California, like most state Medicaid programs, pays too much for prescription drugs because it uses an archaic fee-for-service (FFS) approach in which state officials set payment rates and are therefore constantly lobbied to inflate them by special interests, like the drugstore lobby. To avoid this trap, most non-Medicaid drug benefits programs like those offered by Medicare, employers, and unions rely upon independent, third party pharmacy benefit experts to negotiate competitive rates with pharmacies. These programs also reduce costs by employing cutting-edge, market-proven strategies to increase the use of generics.

In the California Medicaid FFS program, just 64% of prescriptions dispensed were generics, significantly less than the average 80% generic dispensing rate typical of Medicaid managed care plans.

-- Polling finds voters would rather modernize Medicaid pharmacy than cut benefits for patients or payments to doctors and hospitals.
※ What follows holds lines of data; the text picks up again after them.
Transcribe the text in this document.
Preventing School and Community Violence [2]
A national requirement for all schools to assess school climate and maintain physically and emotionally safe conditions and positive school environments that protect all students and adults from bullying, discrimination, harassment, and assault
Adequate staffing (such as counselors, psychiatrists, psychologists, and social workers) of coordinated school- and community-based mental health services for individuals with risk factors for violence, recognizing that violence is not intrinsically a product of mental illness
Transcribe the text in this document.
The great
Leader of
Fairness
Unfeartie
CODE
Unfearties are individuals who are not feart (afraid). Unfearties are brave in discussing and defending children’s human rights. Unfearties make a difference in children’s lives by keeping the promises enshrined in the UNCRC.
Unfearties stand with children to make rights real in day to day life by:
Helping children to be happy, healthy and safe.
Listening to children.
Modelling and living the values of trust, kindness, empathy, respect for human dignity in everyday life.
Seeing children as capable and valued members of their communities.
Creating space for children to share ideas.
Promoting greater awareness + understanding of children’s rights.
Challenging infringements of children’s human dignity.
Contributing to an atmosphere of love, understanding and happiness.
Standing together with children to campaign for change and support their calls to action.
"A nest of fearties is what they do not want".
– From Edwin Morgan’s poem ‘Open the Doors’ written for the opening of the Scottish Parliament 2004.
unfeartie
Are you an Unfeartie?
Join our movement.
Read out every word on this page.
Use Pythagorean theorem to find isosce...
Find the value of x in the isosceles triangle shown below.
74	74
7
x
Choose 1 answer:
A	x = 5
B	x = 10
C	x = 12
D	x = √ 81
-- Transitioning to a more efficient and affordable pharmacy benefit model would save states across the country billions without limiting access the National Center for Policy Analysis (NCPA) announced in a new white paper, "Increasing the Cost-Effectiveness of Medicaid Drug Programs."

-- Research shows California consumers have broad access to pharmacy choices in urban, suburban, and rural areas, as an average of 24 pharmacies are located and compete near independent pharmacies throughout the United States. The independent drugstore lobby's own economic report found that 400 new stores opened last year amidst what was a very profitable year for the industry despite the economic downturn.